# Don't mess with this lady!



## Farmer Kitty (Mar 3, 2009)

I saw this on the Today Show. Some guy thought he would steal her purse-picked the wrong lady to mess with!

http://today.msnbc.msn.com/id/26184891/vp/29479044#29479044


----------



## wynedot55 (Mar 3, 2009)

i think i seen that to.an she whooped him pretty good.


----------



## Thewife (Mar 3, 2009)

Al right, my computer refuses to show it to me, what did she do?


----------



## wynedot55 (Mar 3, 2009)

she beat the crapp out of a guy that tryed to robb her.


----------



## Thewife (Mar 3, 2009)

wynedot55 said:
			
		

> she beat the crapp out of a guy that tryed to robb her.


Cool!


----------



## Farmer Kitty (Mar 3, 2009)

Yep!
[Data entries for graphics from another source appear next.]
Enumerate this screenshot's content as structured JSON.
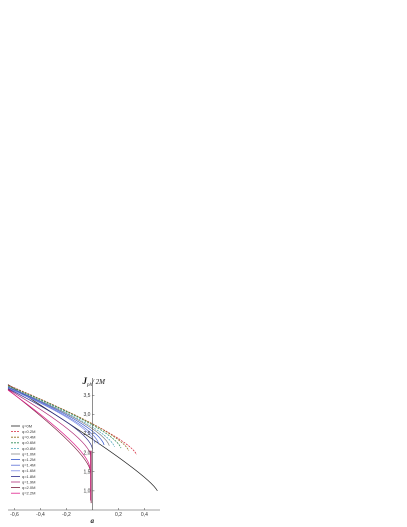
{
  "chart_data": {
    "type": "line",
    "title": "",
    "xlabel": "a",
    "ylabel": "J_ph/ 2M",
    "ylabel_main": "J",
    "ylabel_sub": "ph",
    "ylabel_rest": "/ 2M",
    "xlim": [
      -0.65,
      0.52
    ],
    "ylim": [
      0.5,
      3.9
    ],
    "x_ticks": [
      -0.6,
      -0.4,
      -0.2,
      0.2,
      0.4
    ],
    "x_tick_labels": [
      "-0,6",
      "-0,4",
      "-0,2",
      "0,2",
      "0,4"
    ],
    "y_ticks": [
      1.0,
      1.5,
      2.0,
      2.5,
      3.0,
      3.5
    ],
    "y_tick_labels": [
      "1,0",
      "1,5",
      "2,0",
      "2,5",
      "3,0",
      "3,5"
    ],
    "grid": false,
    "legend_placement": "lower-left",
    "series": [
      {
        "name": "q=0M",
        "color": "#222222",
        "dash": "solid",
        "x_end": 0.5,
        "y_end": 1.0
      },
      {
        "name": "q=0.2M",
        "color": "#d6273b",
        "dash": "dashed",
        "x_end": 0.34,
        "y_end": 1.95
      },
      {
        "name": "q=0.4M",
        "color": "#8a6d1a",
        "dash": "dashed",
        "x_end": 0.28,
        "y_end": 2.05
      },
      {
        "name": "q=0.6M",
        "color": "#2e8b57",
        "dash": "dashed",
        "x_end": 0.22,
        "y_end": 2.12
      },
      {
        "name": "q=0.8M",
        "color": "#4aa3b8",
        "dash": "dashed",
        "x_end": 0.17,
        "y_end": 2.15
      },
      {
        "name": "q=1.0M",
        "color": "#8a8a8a",
        "dash": "solid",
        "x_end": 0.13,
        "y_end": 2.18
      },
      {
        "name": "q=1.2M",
        "color": "#3355cc",
        "dash": "solid",
        "x_end": 0.09,
        "y_end": 2.2
      },
      {
        "name": "q=1.4M",
        "color": "#5a6fd6",
        "dash": "solid",
        "x_end": 0.05,
        "y_end": 2.22
      },
      {
        "name": "q=1.6M",
        "color": "#7f8ee6",
        "dash": "solid",
        "x_end": 0.02,
        "y_end": 2.24
      },
      {
        "name": "q=1.8M",
        "color": "#2a2a8a",
        "dash": "solid",
        "x_end": 0.0,
        "y_end": 2.1
      },
      {
        "name": "q=1.9M",
        "color": "#b0307a",
        "dash": "solid",
        "x_end": -0.01,
        "y_end": 1.9
      },
      {
        "name": "q=2.0M",
        "color": "#7a1a3a",
        "dash": "solid",
        "x_end": -0.015,
        "y_end": 1.5
      },
      {
        "name": "q=2.2M",
        "color": "#e0208c",
        "dash": "solid",
        "x_end": -0.02,
        "y_end": 1.6
      }
    ]
  }
}
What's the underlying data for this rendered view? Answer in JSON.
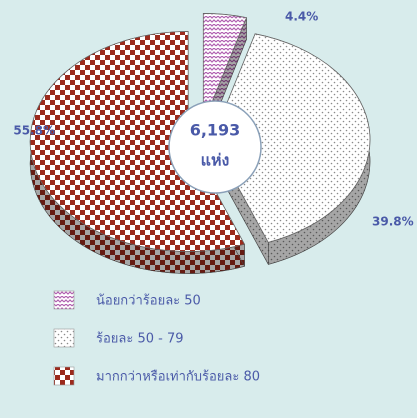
{
  "chart_data": {
    "type": "pie",
    "center_text": [
      "6,193",
      "แห่ง"
    ],
    "categories": [
      "น้อยกว่าร้อยละ 50",
      "ร้อยละ 50 - 79",
      "มากกว่าหรือเท่ากับร้อยละ 80"
    ],
    "values": [
      4.4,
      39.8,
      55.8
    ],
    "value_labels": [
      "4.4%",
      "39.8%",
      "55.8%"
    ],
    "colors": [
      "#b060b0",
      "#8a8a8a",
      "#9b2a1c"
    ],
    "legend": "bottom-left"
  }
}
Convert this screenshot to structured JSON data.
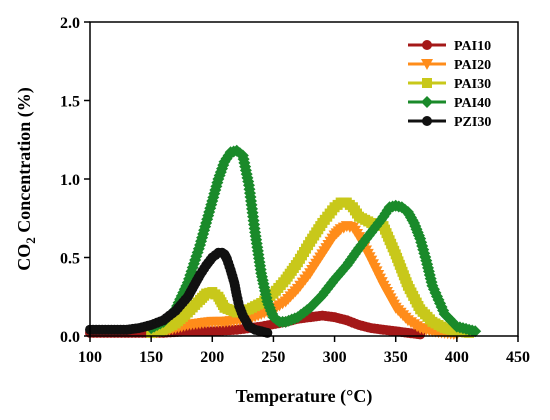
{
  "chart_data": {
    "type": "line",
    "title": "",
    "xlabel": "Temperature (°C)",
    "ylabel_main": "CO",
    "ylabel_sub": "2",
    "ylabel_rest": " Concentration (%)",
    "xlim": [
      100,
      450
    ],
    "ylim": [
      0,
      2.0
    ],
    "x_ticks": [
      100,
      150,
      200,
      250,
      300,
      350,
      400,
      450
    ],
    "y_ticks": [
      0.0,
      0.5,
      1.0,
      1.5,
      2.0
    ],
    "x_tick_labels": [
      "100",
      "150",
      "200",
      "250",
      "300",
      "350",
      "400",
      "450"
    ],
    "y_tick_labels": [
      "0.0",
      "0.5",
      "1.0",
      "1.5",
      "2.0"
    ],
    "grid": false,
    "legend_position": "top-right",
    "series": [
      {
        "name": "PAI10",
        "color": "#a41818",
        "marker": "circle",
        "x": [
          100,
          120,
          140,
          160,
          180,
          200,
          220,
          240,
          260,
          270,
          280,
          290,
          300,
          310,
          320,
          330,
          340,
          350,
          360,
          370
        ],
        "y": [
          0.02,
          0.02,
          0.02,
          0.02,
          0.03,
          0.03,
          0.04,
          0.06,
          0.09,
          0.11,
          0.12,
          0.13,
          0.12,
          0.1,
          0.07,
          0.05,
          0.04,
          0.03,
          0.02,
          0.01
        ]
      },
      {
        "name": "PAI20",
        "color": "#ff8c1a",
        "marker": "triangle-down",
        "x": [
          150,
          160,
          170,
          180,
          190,
          200,
          210,
          220,
          230,
          240,
          250,
          260,
          270,
          280,
          290,
          300,
          305,
          310,
          315,
          320,
          330,
          340,
          350,
          360,
          370,
          380,
          390,
          400
        ],
        "y": [
          0.02,
          0.03,
          0.05,
          0.07,
          0.08,
          0.09,
          0.09,
          0.1,
          0.11,
          0.14,
          0.17,
          0.22,
          0.3,
          0.4,
          0.52,
          0.64,
          0.68,
          0.7,
          0.69,
          0.63,
          0.48,
          0.32,
          0.18,
          0.1,
          0.05,
          0.03,
          0.02,
          0.01
        ]
      },
      {
        "name": "PAI30",
        "color": "#c8c81a",
        "marker": "square",
        "x": [
          150,
          160,
          170,
          180,
          190,
          195,
          200,
          205,
          210,
          220,
          230,
          240,
          250,
          260,
          270,
          280,
          290,
          300,
          305,
          310,
          315,
          320,
          330,
          340,
          350,
          360,
          370,
          380,
          390,
          400,
          410
        ],
        "y": [
          0.02,
          0.04,
          0.08,
          0.15,
          0.23,
          0.27,
          0.28,
          0.25,
          0.18,
          0.15,
          0.17,
          0.21,
          0.27,
          0.36,
          0.47,
          0.6,
          0.72,
          0.82,
          0.85,
          0.85,
          0.82,
          0.76,
          0.72,
          0.7,
          0.52,
          0.32,
          0.17,
          0.09,
          0.05,
          0.03,
          0.02
        ]
      },
      {
        "name": "PAI40",
        "color": "#1a8a2a",
        "marker": "diamond",
        "x": [
          150,
          160,
          170,
          180,
          190,
          200,
          205,
          210,
          215,
          220,
          225,
          230,
          235,
          240,
          245,
          250,
          255,
          260,
          270,
          280,
          290,
          300,
          310,
          320,
          330,
          340,
          345,
          350,
          355,
          360,
          365,
          370,
          375,
          380,
          390,
          400,
          410,
          415
        ],
        "y": [
          0.05,
          0.09,
          0.17,
          0.34,
          0.58,
          0.86,
          1.0,
          1.11,
          1.17,
          1.18,
          1.15,
          0.96,
          0.66,
          0.4,
          0.22,
          0.12,
          0.09,
          0.09,
          0.12,
          0.18,
          0.26,
          0.36,
          0.45,
          0.56,
          0.66,
          0.76,
          0.82,
          0.83,
          0.82,
          0.79,
          0.72,
          0.62,
          0.48,
          0.32,
          0.14,
          0.06,
          0.04,
          0.03
        ]
      },
      {
        "name": "PZI30",
        "color": "#111111",
        "marker": "circle",
        "x": [
          100,
          110,
          120,
          130,
          140,
          150,
          160,
          170,
          180,
          185,
          190,
          195,
          200,
          205,
          208,
          210,
          212,
          215,
          218,
          220,
          222,
          225,
          228,
          230,
          235,
          240,
          245
        ],
        "y": [
          0.04,
          0.04,
          0.04,
          0.04,
          0.05,
          0.07,
          0.1,
          0.16,
          0.25,
          0.32,
          0.39,
          0.45,
          0.5,
          0.53,
          0.53,
          0.52,
          0.49,
          0.42,
          0.34,
          0.26,
          0.19,
          0.13,
          0.09,
          0.06,
          0.04,
          0.03,
          0.02
        ]
      }
    ]
  }
}
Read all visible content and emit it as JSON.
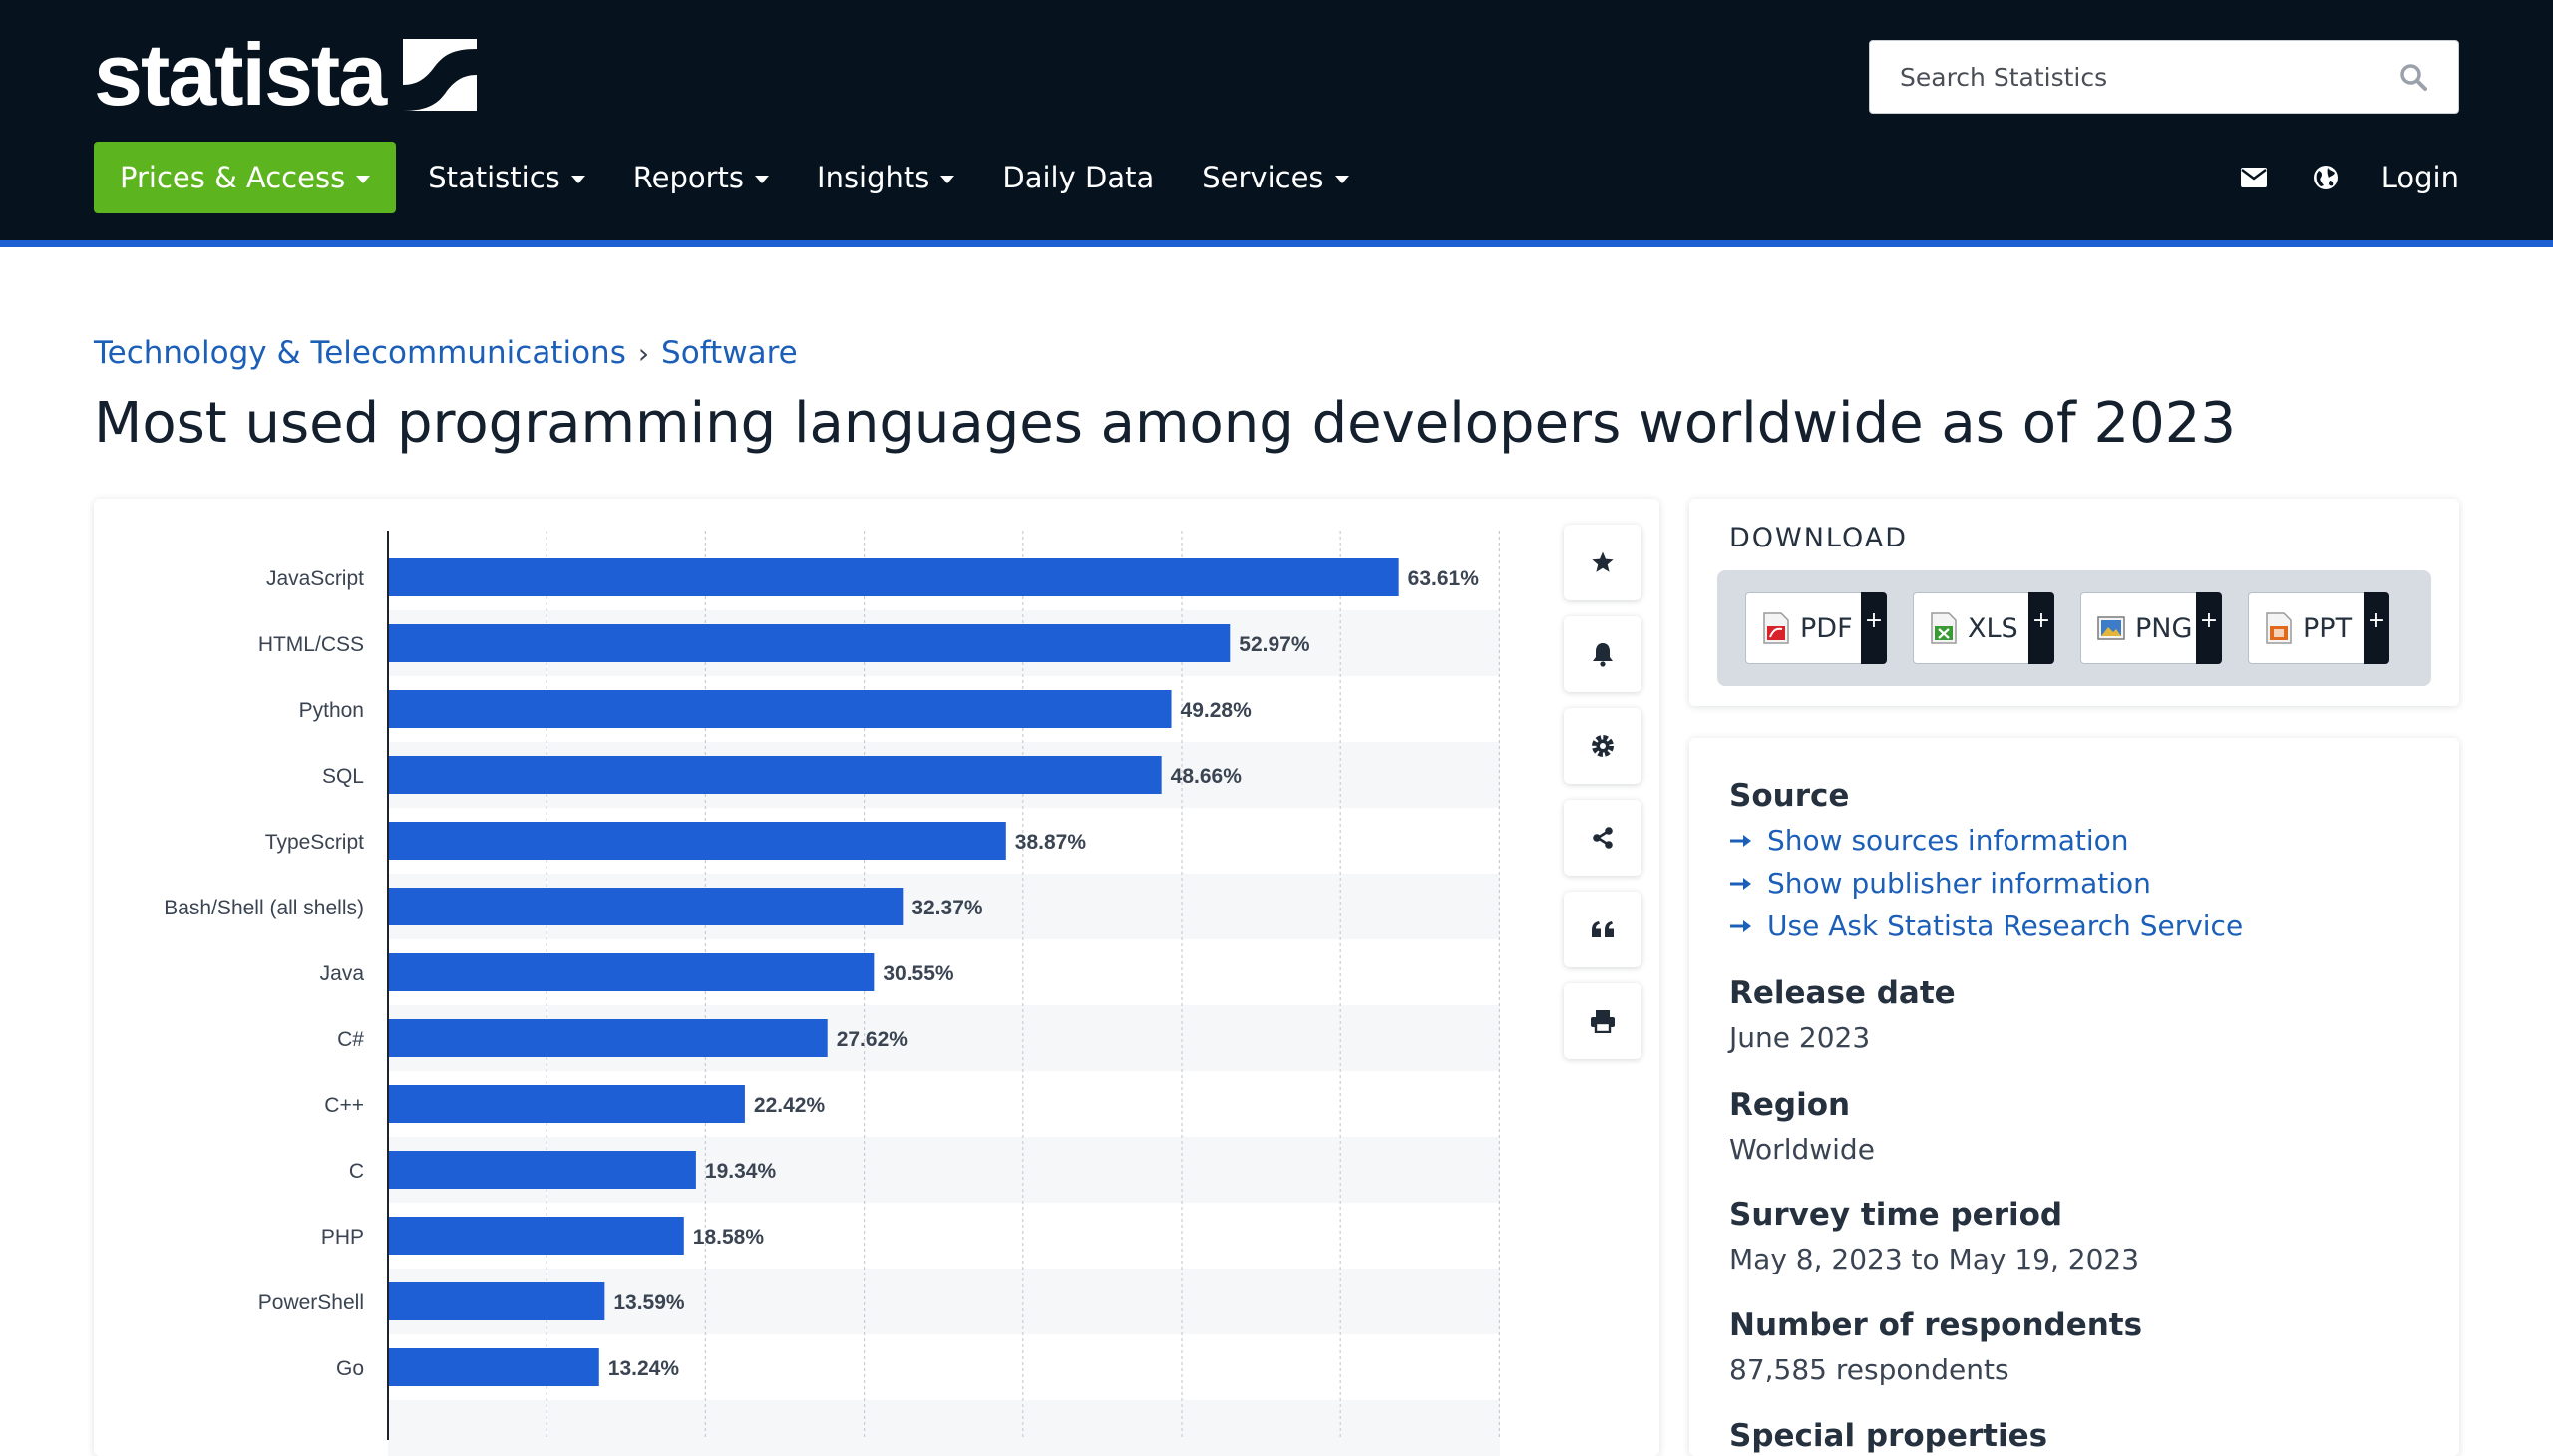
{
  "header": {
    "logo_text": "statista",
    "search_placeholder": "Search Statistics",
    "nav": [
      {
        "label": "Prices & Access"
      },
      {
        "label": "Statistics"
      },
      {
        "label": "Reports"
      },
      {
        "label": "Insights"
      },
      {
        "label": "Daily Data"
      },
      {
        "label": "Services"
      }
    ],
    "login_label": "Login",
    "colors": {
      "header_bg": "#06121e",
      "accent_green": "#5cb41e",
      "stripe_blue": "#1c5fd1"
    }
  },
  "breadcrumb": [
    "Technology & Telecommunications",
    "Software"
  ],
  "breadcrumb_separator": "›",
  "page_title": "Most used programming languages among developers worldwide as of 2023",
  "chart_data": {
    "type": "bar",
    "orientation": "horizontal",
    "categories": [
      "JavaScript",
      "HTML/CSS",
      "Python",
      "SQL",
      "TypeScript",
      "Bash/Shell (all shells)",
      "Java",
      "C#",
      "C++",
      "C",
      "PHP",
      "PowerShell",
      "Go"
    ],
    "values": [
      63.61,
      52.97,
      49.28,
      48.66,
      38.87,
      32.37,
      30.55,
      27.62,
      22.42,
      19.34,
      18.58,
      13.59,
      13.24
    ],
    "value_labels": [
      "63.61%",
      "52.97%",
      "49.28%",
      "48.66%",
      "38.87%",
      "32.37%",
      "30.55%",
      "27.62%",
      "22.42%",
      "19.34%",
      "18.58%",
      "13.59%",
      "13.24%"
    ],
    "xlim": [
      0,
      70
    ],
    "grid": true,
    "bar_color": "#1f5fd6",
    "title": "",
    "xlabel": "",
    "ylabel": ""
  },
  "tools": [
    {
      "icon": "star-icon"
    },
    {
      "icon": "bell-icon"
    },
    {
      "icon": "gear-icon"
    },
    {
      "icon": "share-icon"
    },
    {
      "icon": "quote-icon"
    },
    {
      "icon": "print-icon"
    }
  ],
  "download": {
    "title": "DOWNLOAD",
    "formats": [
      {
        "label": "PDF",
        "icon": "pdf-file-icon",
        "color": "#d8232a"
      },
      {
        "label": "XLS",
        "icon": "xls-file-icon",
        "color": "#3a9b35"
      },
      {
        "label": "PNG",
        "icon": "png-file-icon",
        "color": "#3d7cc9"
      },
      {
        "label": "PPT",
        "icon": "ppt-file-icon",
        "color": "#e0691c"
      }
    ],
    "plus": "+"
  },
  "info": {
    "source_heading": "Source",
    "links": [
      "Show sources information",
      "Show publisher information",
      "Use Ask Statista Research Service"
    ],
    "release_heading": "Release date",
    "release_value": "June 2023",
    "region_heading": "Region",
    "region_value": "Worldwide",
    "survey_heading": "Survey time period",
    "survey_value": "May 8, 2023 to May 19, 2023",
    "respondents_heading": "Number of respondents",
    "respondents_value": "87,585 respondents",
    "special_heading": "Special properties"
  }
}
Chased him down on foot and then with the car. Hit him with the car but, he kept running. It ended up with people coming out of the movie theater and helping to corner him. She was on the phone to the police the whole time. She didn't keep her phone in her purse like so many women do. She kept it in her bra. I don't keep mine in my purse either. I keep mine in a phone case clipped to my belt loop.


----------



## wynedot55 (Mar 3, 2009)

if the cell is on its in my tee pocket.


----------



## GrassFarmerGalloway (Mar 4, 2009)

I keep my cell phone on my belt at all times.  Whether I wear my belt or not is a different story.  

Nice work to the lady who confronted this robber!  That's what I would have done.


----------